Jefferson and the problem of inequality in a democracy

Earlier this month, the Ojai Chautauqua held a panel discussion on income inequality, with a brilliant and politically diverse group of panelists, phenomenally well-moderated by Dan Schnur of USC. I'll put in a link, but may I say (even as someone associated with the "Ojai Chat") that it really went well, and honestly may be worth your time to watch, if you worry about the imbalance of power between the rich and the not-so-rich in this country.

Speaking of American government, we often hear Thomas Jefferson mentioned as someone who believed in small government, who advocated for the bucolic country life, and worried about tyranny of government. Well, Nelson Lichtenstein, of UC Santa Barbara, had a fresh take on that question (that deserves to be searchable here on the interwebs).
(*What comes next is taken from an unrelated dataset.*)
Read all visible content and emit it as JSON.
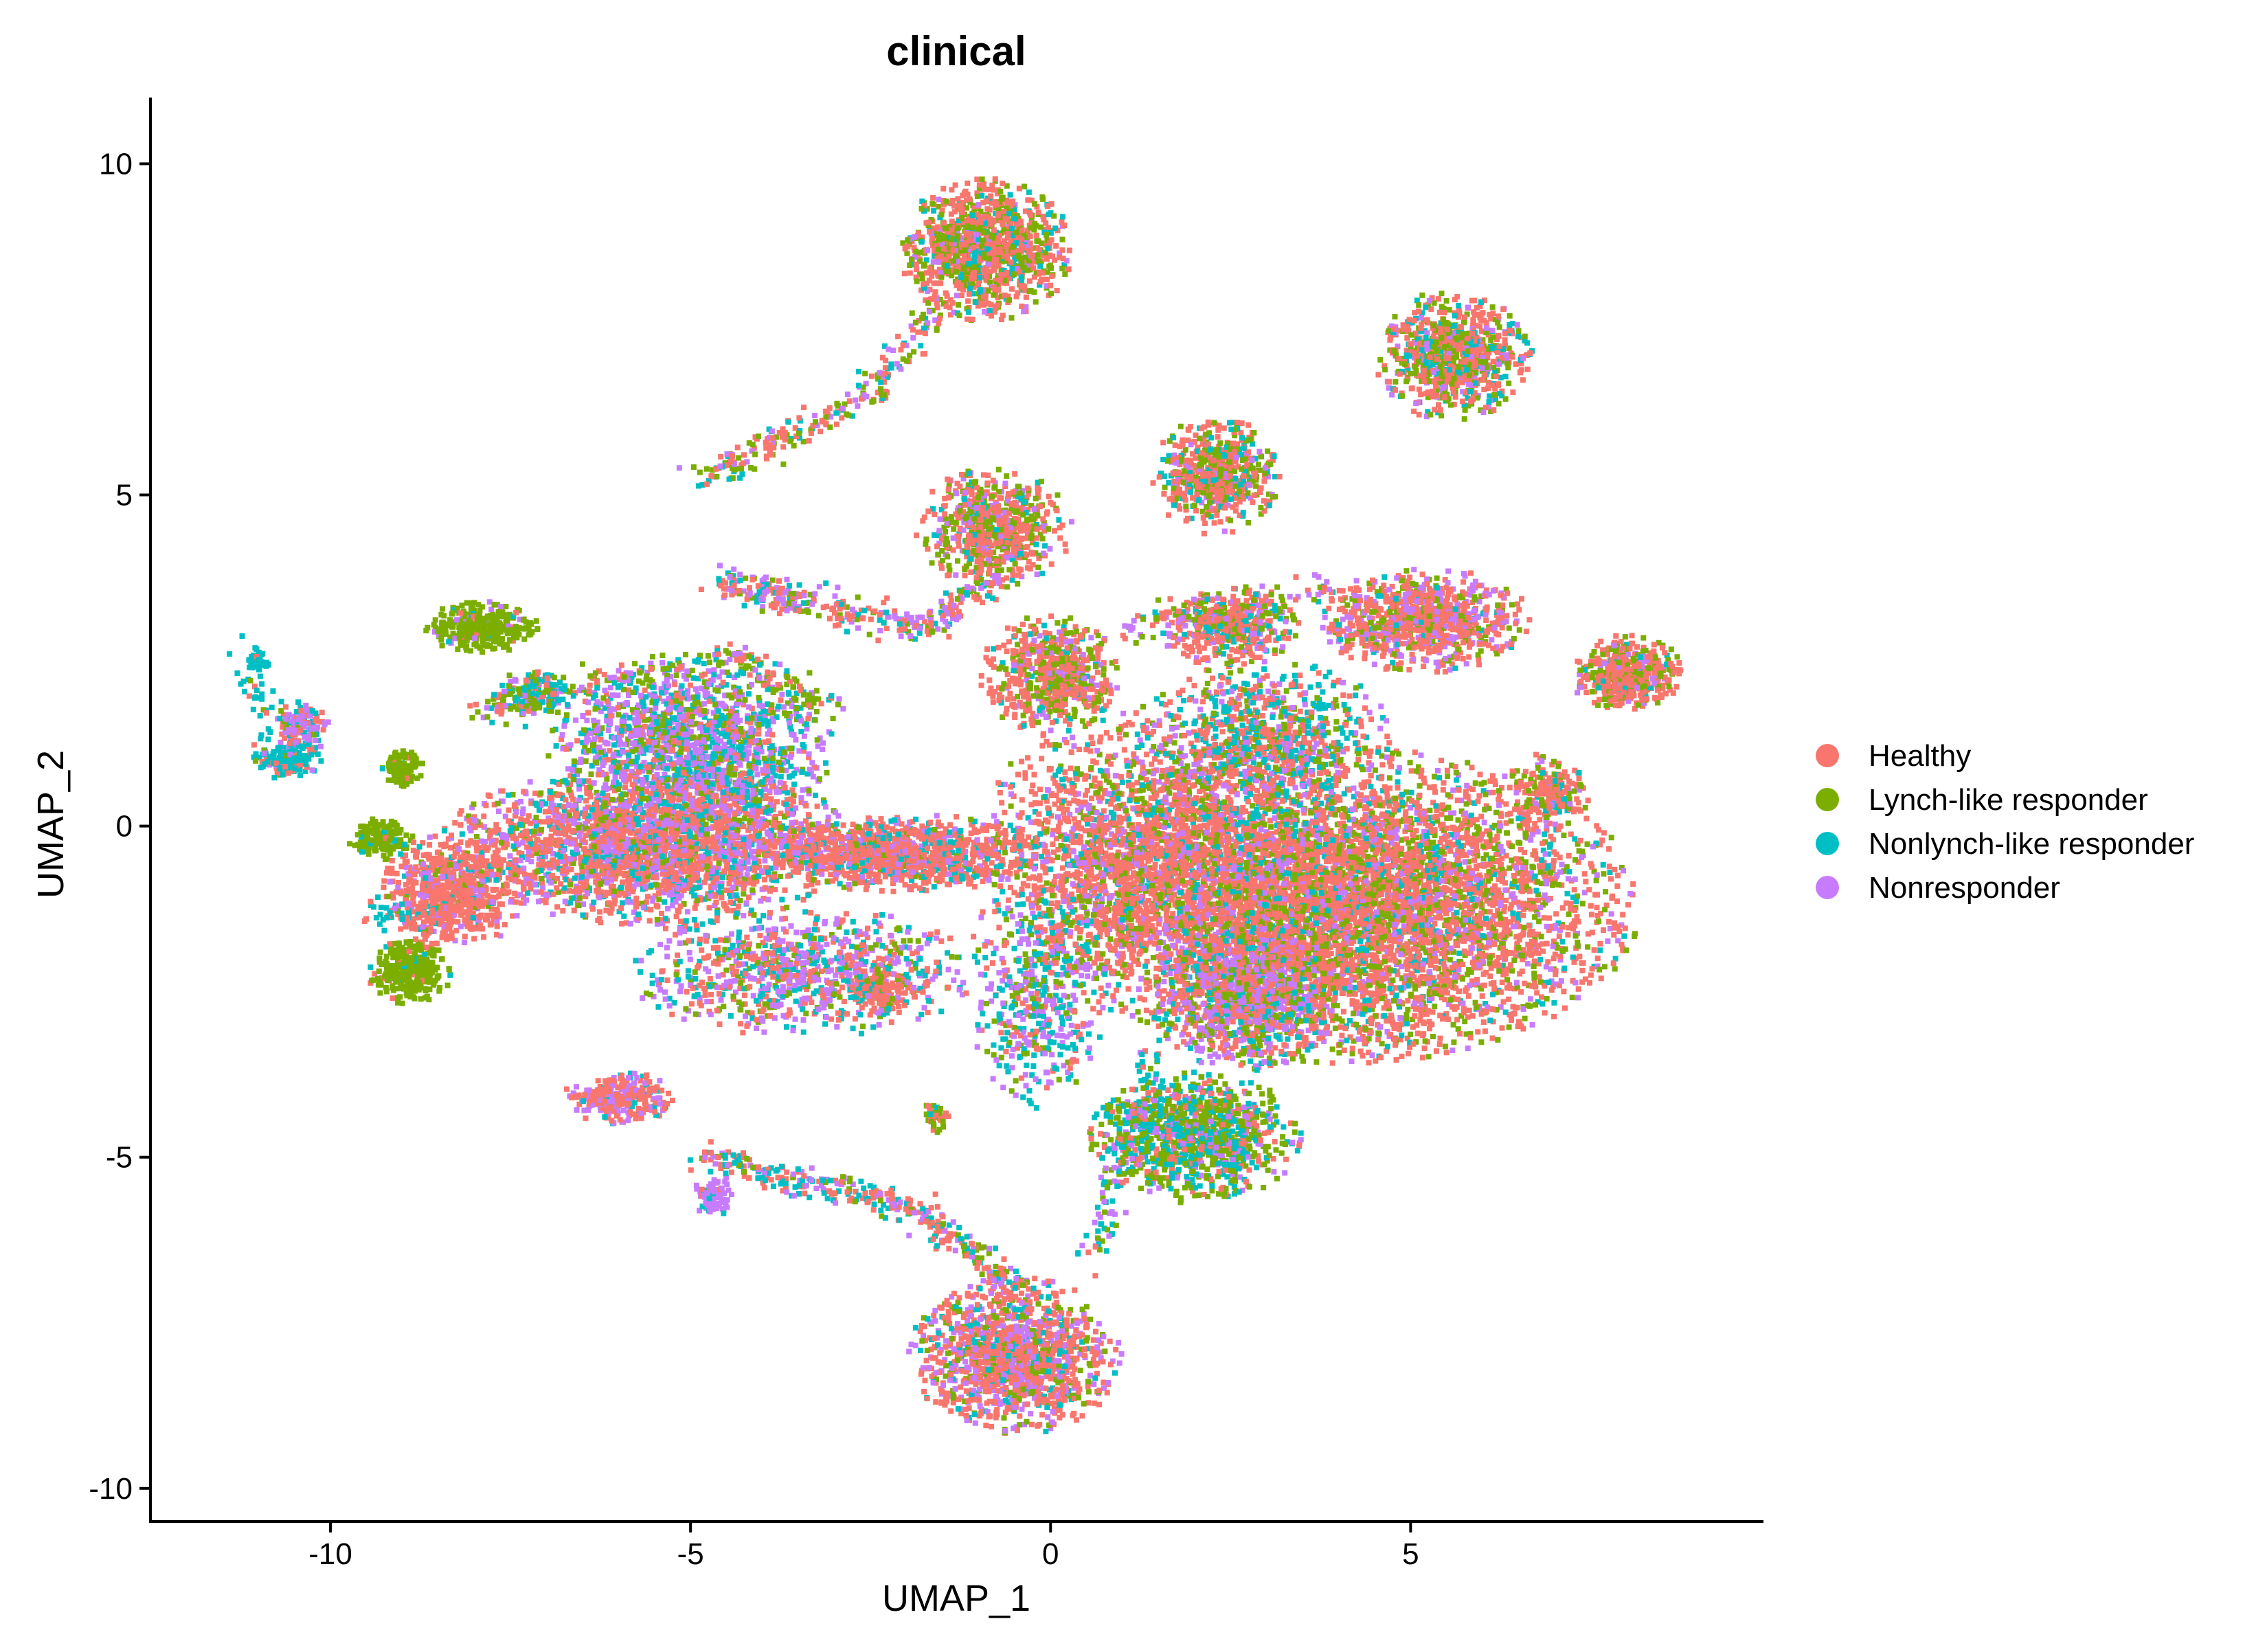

According to Lichtenstein, a MacArthur Foundation scholar, the problem of inequality in a democracy was something that Thomas Jefferson thought about a lot. Lichtenstein taught at the University of Virginia, he said, so he had first hand exposure to Jefferson's thought. Here's what Lichtenstein said:

"What Jefferson was worried about in the late 18th century was the problem of democracy. How do you have democracy in a world of inequality? What do you do when you have a society of people who own lots of land, and Jefferson happened to be one of them, and other people are either enslaved, or are working for someone, or are women, who are disenfranchised?

 

So what Jefferson said was that the problem is that those people who do not have an independent income, who didn’t own their own land, if they voted, if they had a voice, it would be inherently corrupt, because they were dependent on those with power and money and land. So his solution, Jefferson’s solution, was let’s have a world of independent farmers. Let’s not have big cities. And those people who aren’t independent farmers, i.e., slaves, or women, or even landless people, they shouldn’t vote, because they’ll be corrupt.

 

Now, in 1936, Franklin Roosevelt, when gave his acceptance speech on being renominated, he had a solution to that question. What he said was, what are doing with the New Deal? We are ending a new form of tyranny. Jefferson and the founders ended a political tyranny, when they threw out  King George. We are ending an economic tyranny. We have a new class of economic royalists, he said, and he used that phrase to evoke King George, and he said what we have to do is democratize the society.

 

How do we do that? We create institutions that can counter the power and land and money, and can give the powerless a voice, as in trade unions, as well as the power of the government to regulate, with the SEC. To tame, to regulate, to control this new form of economic tyranny.

 

The solution, to fulfill Jefferson’s ideal, is not to go back and only give the vote to those people who have an independent income, but to do something else, which is to give everyone a sense of independence. Let me give you an example of this right here on the South Coast.

We did a survey in Santa Barbara two months ago. We asked lots of questions, and among those questions we asked, of people earning low wages, was the question: Can you take time off if you get sick? Some companies make provision for sick leave, and others don’t. A huge proportion of those people we asked said, no, I’m not taking time off if I get sick, because I don’t have enough money and I need to work, or because I’m afraid I’ll be fired or penalized if I take time off. So what they represented when they said that was what Jefferson was afraid of, which was the fear and dependence of people without their own voice, or without institutions that could defend them. What these [low wage] people need is not an inspector in every workplace, but institutions [such as trade unions] that will defend people without a voice, to give them the equivalent of a farm, the equivalent of independence."

Jefferson as a defender of the independence of the working poor! That's original – and hearteningly American.